Aînés vulnérables

MARIO

Chronique d’une chute annoncée

« Ç'a été un coup de poing dans la face. »

Mario Nagant, 57 ans, parle de ce jour où un oncologue lui a dit qu’il allait devoir subir l’ablation du larynx s’il ne voulait pas mourir. C’était il y a un an. 

Depuis, Mario vit avec une trachéotomie. Un trou, dans sa gorge, pudiquement recouvert d’un tissu chirurgical. Pour parler, il a un petit appareil en forme de paille qu’il insère dans sa bouche et qui reproduit sa voix. 

« Ç'a été un coup de poing dans la face » : la phrase a donc été dite par cette petite voix électronique monocorde et sans âme.

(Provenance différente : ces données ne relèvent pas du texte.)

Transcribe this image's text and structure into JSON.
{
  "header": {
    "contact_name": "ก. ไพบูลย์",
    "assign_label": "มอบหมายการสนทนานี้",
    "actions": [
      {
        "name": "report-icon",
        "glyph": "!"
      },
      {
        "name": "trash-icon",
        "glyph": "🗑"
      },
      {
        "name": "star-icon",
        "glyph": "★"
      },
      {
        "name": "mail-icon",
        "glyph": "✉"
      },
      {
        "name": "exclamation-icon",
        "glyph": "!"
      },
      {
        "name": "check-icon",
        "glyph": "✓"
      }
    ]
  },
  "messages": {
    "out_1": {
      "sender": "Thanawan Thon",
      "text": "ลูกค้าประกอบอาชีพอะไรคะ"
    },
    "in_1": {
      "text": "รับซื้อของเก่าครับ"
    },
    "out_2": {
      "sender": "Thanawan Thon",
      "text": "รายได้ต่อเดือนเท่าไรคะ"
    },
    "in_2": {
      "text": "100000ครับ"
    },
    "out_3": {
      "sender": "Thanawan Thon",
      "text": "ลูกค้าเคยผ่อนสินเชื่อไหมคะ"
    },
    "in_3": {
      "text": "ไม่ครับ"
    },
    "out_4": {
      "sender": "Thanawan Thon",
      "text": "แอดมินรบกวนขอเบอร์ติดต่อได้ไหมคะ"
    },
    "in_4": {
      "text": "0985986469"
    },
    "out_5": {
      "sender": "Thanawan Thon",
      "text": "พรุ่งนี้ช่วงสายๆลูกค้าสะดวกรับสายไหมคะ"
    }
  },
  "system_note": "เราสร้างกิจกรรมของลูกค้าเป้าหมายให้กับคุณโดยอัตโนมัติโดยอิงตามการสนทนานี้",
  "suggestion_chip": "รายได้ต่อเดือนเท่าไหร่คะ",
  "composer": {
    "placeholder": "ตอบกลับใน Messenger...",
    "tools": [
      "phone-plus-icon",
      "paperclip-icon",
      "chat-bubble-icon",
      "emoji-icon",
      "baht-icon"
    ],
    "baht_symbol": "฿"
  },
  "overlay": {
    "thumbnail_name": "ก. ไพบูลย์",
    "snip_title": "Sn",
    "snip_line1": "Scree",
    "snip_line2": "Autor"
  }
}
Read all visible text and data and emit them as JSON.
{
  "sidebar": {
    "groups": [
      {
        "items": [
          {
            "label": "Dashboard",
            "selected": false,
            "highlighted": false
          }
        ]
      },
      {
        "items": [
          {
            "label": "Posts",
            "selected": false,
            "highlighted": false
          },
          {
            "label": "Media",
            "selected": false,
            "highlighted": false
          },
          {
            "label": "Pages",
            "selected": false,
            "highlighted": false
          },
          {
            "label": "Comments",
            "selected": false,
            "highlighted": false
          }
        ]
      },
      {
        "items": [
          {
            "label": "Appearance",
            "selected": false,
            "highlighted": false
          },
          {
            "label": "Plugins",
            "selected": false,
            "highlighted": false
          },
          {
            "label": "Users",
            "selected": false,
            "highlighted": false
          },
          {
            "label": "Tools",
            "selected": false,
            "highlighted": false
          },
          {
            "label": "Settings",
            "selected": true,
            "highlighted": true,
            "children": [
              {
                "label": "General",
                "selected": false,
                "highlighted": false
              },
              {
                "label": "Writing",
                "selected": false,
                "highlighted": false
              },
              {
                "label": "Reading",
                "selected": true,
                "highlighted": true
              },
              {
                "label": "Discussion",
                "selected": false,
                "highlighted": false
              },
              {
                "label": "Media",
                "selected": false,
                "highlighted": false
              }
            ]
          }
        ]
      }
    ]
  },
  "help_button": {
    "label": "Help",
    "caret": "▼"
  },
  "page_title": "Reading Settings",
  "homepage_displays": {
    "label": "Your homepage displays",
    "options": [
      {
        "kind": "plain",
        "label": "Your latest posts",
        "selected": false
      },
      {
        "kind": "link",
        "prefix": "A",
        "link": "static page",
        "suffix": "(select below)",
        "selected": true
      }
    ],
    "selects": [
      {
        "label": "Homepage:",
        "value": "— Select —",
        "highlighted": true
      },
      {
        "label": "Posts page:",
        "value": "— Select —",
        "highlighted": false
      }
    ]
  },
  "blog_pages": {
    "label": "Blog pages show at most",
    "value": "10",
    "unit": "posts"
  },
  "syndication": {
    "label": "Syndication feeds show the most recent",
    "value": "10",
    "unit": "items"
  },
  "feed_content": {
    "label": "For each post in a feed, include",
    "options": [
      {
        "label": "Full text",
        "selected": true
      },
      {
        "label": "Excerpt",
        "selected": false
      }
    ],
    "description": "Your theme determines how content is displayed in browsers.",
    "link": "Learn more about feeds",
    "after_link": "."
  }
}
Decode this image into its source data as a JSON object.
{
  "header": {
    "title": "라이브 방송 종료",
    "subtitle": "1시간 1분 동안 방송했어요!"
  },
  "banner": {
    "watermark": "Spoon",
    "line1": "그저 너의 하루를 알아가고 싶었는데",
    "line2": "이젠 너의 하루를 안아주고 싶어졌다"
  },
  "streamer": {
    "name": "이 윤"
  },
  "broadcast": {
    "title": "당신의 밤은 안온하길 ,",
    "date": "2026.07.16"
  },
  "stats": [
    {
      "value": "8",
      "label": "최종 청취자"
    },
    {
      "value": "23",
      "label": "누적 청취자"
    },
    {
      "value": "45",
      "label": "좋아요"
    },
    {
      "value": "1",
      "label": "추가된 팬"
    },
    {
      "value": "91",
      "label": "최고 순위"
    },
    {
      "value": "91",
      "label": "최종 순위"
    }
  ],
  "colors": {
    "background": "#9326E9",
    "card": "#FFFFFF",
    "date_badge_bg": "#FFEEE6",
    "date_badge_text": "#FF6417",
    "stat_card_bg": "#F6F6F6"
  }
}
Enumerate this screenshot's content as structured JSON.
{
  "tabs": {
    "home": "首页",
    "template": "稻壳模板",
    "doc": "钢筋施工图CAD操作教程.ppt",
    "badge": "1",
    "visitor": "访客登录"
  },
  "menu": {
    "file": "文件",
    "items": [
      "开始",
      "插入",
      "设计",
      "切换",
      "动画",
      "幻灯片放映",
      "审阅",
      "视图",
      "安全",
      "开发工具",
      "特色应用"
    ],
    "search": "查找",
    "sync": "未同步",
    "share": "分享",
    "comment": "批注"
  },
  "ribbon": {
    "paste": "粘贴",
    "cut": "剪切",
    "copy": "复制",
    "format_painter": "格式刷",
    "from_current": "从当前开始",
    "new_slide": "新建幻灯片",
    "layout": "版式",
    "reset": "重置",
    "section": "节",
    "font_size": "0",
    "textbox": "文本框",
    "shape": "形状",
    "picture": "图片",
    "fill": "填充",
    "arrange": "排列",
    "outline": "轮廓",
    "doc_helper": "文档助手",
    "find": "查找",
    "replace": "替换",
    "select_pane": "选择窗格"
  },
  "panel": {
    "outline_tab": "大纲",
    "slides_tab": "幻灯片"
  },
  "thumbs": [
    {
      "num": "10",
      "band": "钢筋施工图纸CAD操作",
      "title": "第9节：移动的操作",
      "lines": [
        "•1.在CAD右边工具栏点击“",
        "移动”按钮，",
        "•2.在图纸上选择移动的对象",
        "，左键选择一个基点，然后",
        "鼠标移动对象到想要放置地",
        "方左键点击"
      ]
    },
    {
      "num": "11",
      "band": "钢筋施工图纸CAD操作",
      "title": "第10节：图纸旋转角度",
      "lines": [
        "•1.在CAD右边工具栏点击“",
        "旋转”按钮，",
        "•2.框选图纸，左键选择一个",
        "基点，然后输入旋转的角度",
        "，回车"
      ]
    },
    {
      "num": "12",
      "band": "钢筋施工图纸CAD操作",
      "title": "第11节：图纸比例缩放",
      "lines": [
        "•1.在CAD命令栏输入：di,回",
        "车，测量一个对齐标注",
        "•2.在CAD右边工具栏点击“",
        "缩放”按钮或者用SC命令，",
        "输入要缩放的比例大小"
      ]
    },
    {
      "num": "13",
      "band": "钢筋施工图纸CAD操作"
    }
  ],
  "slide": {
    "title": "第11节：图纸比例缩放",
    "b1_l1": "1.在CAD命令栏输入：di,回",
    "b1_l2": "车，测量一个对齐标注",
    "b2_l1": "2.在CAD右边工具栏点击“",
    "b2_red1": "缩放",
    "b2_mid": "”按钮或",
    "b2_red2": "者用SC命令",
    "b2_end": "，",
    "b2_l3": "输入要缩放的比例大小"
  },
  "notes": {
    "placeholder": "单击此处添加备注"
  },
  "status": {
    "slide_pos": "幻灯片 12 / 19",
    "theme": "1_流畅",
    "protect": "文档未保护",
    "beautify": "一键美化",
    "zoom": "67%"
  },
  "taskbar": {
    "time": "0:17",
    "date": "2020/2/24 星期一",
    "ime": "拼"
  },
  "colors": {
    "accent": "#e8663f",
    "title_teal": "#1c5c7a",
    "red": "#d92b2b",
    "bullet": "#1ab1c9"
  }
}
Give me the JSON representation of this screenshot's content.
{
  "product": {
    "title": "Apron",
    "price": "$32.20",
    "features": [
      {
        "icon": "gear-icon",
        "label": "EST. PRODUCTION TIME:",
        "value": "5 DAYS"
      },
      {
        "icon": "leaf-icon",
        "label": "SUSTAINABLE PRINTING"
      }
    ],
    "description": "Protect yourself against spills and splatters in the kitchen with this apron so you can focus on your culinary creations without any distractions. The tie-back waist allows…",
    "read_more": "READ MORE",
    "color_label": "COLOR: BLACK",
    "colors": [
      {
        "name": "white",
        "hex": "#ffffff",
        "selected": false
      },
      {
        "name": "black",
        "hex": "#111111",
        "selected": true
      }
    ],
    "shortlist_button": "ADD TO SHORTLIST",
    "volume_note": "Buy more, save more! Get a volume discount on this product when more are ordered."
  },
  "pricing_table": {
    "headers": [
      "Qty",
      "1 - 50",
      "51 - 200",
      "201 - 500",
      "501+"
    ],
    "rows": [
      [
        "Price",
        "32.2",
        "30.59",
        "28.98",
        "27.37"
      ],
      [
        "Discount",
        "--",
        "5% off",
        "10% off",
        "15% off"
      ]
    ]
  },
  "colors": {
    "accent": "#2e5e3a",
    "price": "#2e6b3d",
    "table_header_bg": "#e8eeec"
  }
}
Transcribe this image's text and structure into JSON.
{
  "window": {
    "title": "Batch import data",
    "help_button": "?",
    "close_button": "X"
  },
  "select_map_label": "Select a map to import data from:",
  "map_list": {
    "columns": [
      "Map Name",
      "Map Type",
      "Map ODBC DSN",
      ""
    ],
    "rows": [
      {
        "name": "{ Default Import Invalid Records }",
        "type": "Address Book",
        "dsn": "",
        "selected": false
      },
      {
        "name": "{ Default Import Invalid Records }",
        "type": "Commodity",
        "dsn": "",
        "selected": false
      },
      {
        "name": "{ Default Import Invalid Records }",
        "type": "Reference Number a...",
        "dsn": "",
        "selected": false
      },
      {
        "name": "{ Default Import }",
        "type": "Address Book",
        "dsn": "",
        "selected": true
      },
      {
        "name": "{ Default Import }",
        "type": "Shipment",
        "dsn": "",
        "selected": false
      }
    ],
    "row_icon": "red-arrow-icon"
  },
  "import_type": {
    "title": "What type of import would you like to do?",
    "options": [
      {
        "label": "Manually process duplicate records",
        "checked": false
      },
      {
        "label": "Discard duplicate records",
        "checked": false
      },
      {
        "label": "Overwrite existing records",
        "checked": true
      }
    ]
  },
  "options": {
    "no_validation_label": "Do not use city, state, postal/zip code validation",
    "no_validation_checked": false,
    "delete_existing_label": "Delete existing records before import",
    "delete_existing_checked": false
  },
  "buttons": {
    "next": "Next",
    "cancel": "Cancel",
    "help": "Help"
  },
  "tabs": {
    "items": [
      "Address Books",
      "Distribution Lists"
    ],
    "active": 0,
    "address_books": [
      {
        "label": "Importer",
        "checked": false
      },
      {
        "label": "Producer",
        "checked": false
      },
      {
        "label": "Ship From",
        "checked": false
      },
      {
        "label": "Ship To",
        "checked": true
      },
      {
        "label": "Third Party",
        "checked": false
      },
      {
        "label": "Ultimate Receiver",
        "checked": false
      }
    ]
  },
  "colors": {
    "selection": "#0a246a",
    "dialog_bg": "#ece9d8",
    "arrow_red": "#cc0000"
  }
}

Toute petite, la voix, parce que la pile de l'appareil de Mario était presque à plat.

La serveuse arrive avec l'assiette de poulet en sauce qu’il a commandé. Il mâche péniblement : il n’a plus de dents. À côté de lui, il a déposé un sac en plastique blanc. Dans ce sac, il y a la poche reliée à sa sonde urinaire. Depuis une opération pour hypertrophie de la prostate, il y a quelques semaines, Mario doit trimballer partout son sac de pipi.

L’infirmière venait changer son sac à la maison jusqu’à tout récemment. Elle ne vient plus, car ce changement doit se faire dans des conditions de propreté rigoureuses. Or, il n’y a aucun endroit propre chez Mario. 

Il y a deux ans qu’il habite cet appartement et le ménage n’a probablement jamais été fait. 

« On a fait faire des évaluations par une firme spécialisée. Ça prendrait 16 heures de travaux lourds, environ 400 $. Il ne peut pas payer ça », dit Tatiana, intervenante à l’organisme communautaire le PAS de la rue.

Des vêtements, des livres traînent partout. Le plancher est affreusement sale. La salle de bains aussi.

Il faut dire que dans la dernière année, Mario n’a pas été souvent chez lui. Il a passé beaucoup de temps à l’hôpital. Il y retourne dans trois jours, pour une ablation de deux nodules aux poumons.

« En septembre, on s’est présentés chez lui, il n’était plus capable de se lever. On a appelé l’ambulance », raconte Tatiana.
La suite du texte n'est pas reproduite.